J.R. Ward the Black Dagger Brotherhood Novels 5-8 - J. R. Ward [73]
As the patient cut into a thigh, she thought absently that he had beautiful hands.
Okay, now she was disgusted with herself, too. Hell, he’d used them to hold her down and strip her coat off like she was nothing more than a doll. And just because he’d carefully folded what she’d had on afterward didn’t make him a hero.
Silence stretched, and the sounds of his silverware softly hitting the plate reminded her of horribly quiet dinners with her parents.
God, those meals eaten in that stuffy Georgian dining room had been painful. Her father had sat at the head of the table like a disapproving king, monitoring the way food was salted and consumed. To Dr. William Rosdale Whitcomb, only meat was to be salted, never vegetables, and as that was his stand on the matter, everyone in the household had had to follow the example. In theory. Jane had been a frequent violator of the no-salt rule, learning how to flick her wrist so she was able to sprinkle her steamed broccoli or boiled beans or grilled zucchini.
She shook her head. After all this time, and his passing, she shouldn’t still get pissed off, because what a waste of emotion. Besides, she had other things she should be worried about at the moment, didn’t she.
“Ask me,” the patient said abruptly.
“About what?”
“Ask me what you want to know.” He wiped his mouth, the damask napkin rasping over his goatee and his beard growth. “It’ll make my job harder at the end, but at least we won’t be sitting here listening to the sound of my silverware.”
“What job do you have at the end, exactly?” Please let it not be buying Hefty bags to put her body parts in.
“You aren’t interested in what I am?”
“Tell you what, you let me go, and I’ll ask you plenty of questions about your race. Until then, I’m slightly distracted with how this happy little vacation on the good ship Holy Shit is going to pan out for me.”
“I gave you my word—”
“Yeah, yeah. But you also just manhandled me. And if you say it was for my own good, I’m not going to be responsible for my comeback.” Jane looked down at her blunt nails and pushed at her cuticles.

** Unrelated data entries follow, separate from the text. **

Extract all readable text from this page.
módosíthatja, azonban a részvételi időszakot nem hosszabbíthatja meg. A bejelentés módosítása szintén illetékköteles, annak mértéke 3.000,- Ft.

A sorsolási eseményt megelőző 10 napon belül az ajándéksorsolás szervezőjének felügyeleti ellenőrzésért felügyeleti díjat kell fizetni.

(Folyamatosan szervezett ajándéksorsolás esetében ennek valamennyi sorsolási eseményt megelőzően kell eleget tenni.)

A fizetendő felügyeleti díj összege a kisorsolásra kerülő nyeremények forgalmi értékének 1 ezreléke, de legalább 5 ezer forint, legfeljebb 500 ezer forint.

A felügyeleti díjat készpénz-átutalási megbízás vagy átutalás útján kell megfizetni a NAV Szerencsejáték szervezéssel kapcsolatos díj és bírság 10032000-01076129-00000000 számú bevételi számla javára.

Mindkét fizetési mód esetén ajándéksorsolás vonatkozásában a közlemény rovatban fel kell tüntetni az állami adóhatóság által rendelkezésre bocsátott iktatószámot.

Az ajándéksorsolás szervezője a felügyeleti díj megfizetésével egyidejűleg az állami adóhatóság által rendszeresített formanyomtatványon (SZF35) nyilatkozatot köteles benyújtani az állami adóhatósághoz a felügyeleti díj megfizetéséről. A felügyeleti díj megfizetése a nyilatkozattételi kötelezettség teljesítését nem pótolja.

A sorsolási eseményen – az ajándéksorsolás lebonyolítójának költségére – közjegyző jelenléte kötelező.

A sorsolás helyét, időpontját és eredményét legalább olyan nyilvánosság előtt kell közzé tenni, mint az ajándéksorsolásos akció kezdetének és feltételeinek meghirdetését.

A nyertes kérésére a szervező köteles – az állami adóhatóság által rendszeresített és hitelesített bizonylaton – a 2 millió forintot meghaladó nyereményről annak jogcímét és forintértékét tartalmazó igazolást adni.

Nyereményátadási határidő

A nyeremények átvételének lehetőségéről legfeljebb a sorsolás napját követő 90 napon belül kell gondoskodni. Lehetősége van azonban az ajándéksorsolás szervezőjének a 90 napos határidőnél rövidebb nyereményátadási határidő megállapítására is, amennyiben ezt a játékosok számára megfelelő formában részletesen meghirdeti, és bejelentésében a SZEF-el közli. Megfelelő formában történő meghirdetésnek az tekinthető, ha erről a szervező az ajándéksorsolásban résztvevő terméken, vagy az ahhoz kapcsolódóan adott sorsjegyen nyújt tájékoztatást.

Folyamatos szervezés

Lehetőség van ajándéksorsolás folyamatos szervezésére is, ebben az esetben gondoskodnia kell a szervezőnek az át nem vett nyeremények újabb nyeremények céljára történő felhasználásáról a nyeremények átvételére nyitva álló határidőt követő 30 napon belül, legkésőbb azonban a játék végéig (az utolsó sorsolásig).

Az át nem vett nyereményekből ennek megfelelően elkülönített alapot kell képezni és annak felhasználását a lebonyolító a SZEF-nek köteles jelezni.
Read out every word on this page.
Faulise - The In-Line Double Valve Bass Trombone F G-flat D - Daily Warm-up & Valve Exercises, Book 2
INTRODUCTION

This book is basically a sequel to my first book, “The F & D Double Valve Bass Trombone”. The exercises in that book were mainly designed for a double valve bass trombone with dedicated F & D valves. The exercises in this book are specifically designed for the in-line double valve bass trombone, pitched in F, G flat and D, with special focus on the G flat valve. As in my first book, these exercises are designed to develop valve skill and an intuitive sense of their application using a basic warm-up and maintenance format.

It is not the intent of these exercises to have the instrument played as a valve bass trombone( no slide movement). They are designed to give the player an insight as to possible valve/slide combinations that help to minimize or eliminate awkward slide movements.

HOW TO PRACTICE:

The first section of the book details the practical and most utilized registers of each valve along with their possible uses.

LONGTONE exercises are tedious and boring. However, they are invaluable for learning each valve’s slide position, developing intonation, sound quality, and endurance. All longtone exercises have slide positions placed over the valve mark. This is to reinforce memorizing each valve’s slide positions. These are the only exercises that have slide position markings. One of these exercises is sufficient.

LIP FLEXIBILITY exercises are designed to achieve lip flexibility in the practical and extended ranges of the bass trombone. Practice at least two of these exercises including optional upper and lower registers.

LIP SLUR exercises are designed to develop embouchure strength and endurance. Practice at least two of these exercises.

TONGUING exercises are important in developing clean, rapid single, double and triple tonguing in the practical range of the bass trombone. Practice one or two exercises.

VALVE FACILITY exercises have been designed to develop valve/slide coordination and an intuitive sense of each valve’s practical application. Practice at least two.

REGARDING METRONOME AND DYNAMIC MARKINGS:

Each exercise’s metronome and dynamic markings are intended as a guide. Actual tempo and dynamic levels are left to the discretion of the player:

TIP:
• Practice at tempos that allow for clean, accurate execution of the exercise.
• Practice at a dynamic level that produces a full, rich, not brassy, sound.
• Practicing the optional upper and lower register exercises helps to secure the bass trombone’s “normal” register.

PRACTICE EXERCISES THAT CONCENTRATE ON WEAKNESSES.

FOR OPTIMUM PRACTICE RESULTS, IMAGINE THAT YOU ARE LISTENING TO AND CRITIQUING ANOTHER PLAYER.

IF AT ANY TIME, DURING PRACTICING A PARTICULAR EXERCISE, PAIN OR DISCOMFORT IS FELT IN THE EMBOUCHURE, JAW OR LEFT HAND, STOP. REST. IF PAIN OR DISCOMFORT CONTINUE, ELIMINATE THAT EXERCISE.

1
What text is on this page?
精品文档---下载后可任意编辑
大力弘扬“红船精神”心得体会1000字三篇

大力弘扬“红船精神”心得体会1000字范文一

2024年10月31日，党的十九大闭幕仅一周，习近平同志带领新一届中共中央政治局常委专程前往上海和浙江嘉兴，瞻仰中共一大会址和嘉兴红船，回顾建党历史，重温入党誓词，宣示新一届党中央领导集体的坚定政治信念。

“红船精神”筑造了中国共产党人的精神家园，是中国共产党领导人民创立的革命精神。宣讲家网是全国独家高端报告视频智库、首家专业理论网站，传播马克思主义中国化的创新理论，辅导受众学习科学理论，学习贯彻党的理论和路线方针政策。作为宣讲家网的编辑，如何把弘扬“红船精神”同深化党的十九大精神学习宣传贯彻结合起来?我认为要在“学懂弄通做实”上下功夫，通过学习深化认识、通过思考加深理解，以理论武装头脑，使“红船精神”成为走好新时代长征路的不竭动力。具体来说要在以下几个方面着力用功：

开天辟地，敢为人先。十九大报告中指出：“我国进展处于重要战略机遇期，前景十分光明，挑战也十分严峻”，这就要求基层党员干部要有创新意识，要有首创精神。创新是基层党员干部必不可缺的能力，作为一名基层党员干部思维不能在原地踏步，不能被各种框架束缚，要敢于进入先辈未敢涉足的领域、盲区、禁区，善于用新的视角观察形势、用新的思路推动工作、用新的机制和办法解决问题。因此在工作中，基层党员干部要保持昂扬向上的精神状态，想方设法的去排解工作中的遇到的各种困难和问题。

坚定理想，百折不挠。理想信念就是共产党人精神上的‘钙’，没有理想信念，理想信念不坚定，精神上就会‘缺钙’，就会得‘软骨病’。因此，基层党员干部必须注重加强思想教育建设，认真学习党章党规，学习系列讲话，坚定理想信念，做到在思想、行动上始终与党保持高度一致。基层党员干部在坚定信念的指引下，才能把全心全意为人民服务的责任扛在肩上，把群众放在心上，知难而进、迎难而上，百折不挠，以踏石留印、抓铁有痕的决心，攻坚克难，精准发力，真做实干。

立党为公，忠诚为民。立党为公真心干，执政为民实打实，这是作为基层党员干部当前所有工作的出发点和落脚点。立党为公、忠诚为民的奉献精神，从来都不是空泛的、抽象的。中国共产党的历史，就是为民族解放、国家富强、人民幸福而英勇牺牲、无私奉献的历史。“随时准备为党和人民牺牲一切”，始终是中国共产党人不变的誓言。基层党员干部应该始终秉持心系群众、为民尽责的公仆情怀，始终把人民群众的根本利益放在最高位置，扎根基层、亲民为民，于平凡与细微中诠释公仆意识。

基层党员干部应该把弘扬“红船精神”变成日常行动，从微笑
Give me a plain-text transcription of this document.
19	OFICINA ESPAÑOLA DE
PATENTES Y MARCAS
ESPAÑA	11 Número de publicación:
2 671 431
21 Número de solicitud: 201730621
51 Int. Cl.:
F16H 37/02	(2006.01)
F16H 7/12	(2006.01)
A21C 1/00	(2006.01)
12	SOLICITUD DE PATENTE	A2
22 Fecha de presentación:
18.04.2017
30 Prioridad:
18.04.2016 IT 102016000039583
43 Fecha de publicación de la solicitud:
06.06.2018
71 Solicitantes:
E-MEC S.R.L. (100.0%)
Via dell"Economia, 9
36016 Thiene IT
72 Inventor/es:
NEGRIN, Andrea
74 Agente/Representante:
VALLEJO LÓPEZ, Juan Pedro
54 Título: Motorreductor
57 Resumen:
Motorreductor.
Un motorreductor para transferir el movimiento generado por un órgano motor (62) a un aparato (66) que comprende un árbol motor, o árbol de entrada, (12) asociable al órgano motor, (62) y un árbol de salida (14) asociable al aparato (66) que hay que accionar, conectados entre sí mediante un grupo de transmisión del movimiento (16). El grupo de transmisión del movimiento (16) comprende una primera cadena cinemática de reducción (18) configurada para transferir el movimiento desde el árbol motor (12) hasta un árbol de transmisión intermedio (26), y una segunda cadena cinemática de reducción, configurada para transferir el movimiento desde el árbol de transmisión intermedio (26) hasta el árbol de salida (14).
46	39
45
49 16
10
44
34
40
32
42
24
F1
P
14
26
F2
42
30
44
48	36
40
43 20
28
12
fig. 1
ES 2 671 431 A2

After getting her left hand done, she glanced up. “So this ‘job’ of yours…you going to need a shovel to get it done?”
The patient’s eyes dropped to his plate, and he forked at the rice, silver tines slipping in between the grains, penetrating them. “My job…so to speak…is to make sure you won’t remember any part of this.”
“Second time I’ve heard that, and I’ve got to be honest—I think it’s bullshit. It’s a little hard to imagine me breathing and not, I don’t know, recalling with the warm and fuzzies how I was draped over some guy’s shoulder, hauled out of my hospital, and drafted as your personal physician. Just how do you figure I’m going to forget all of that?”
His diamond-bright irises lifted. “I’m going to take these memories from you. Scrub this whole thing clean. It will be as if I never existed and you were never here.”
She rolled her eyes. “Uh-huh, ri—”
Her head started to sting, and with a grimace she put her fingertips to her temples. When she dropped her hands, she looked at the patient and frowned. What the hell? He was eating, but not from the tray that had been here before. Who’d brought the new food in?
“My buddy with the Sox cap,” the patient said as he wiped his mouth. “Remember?”
In a burning rush, it all came back: Red Sox walking in, the patient taking her razor, her tearing up.
“Good…God,” Jane whispered.
The patient just kept eating, as if eradicating memories were no more exotic than the roasted chicken he was sucking back.
“How?”
“Neuropathway manipulation. A patch job, as it were.”
“How?”
“What do you mean, how?”
“How do you find the memories? How do you differentiate? Do you—”
“My will. Your brain. That is specific enough.”
She narrowed her eyes. “Quick question. Does this magical skill with gray matter come with a total lack of compunction for your kind, or is it just you who were born without a conscience?”
He lowered his silverware. “I beg your pardon?”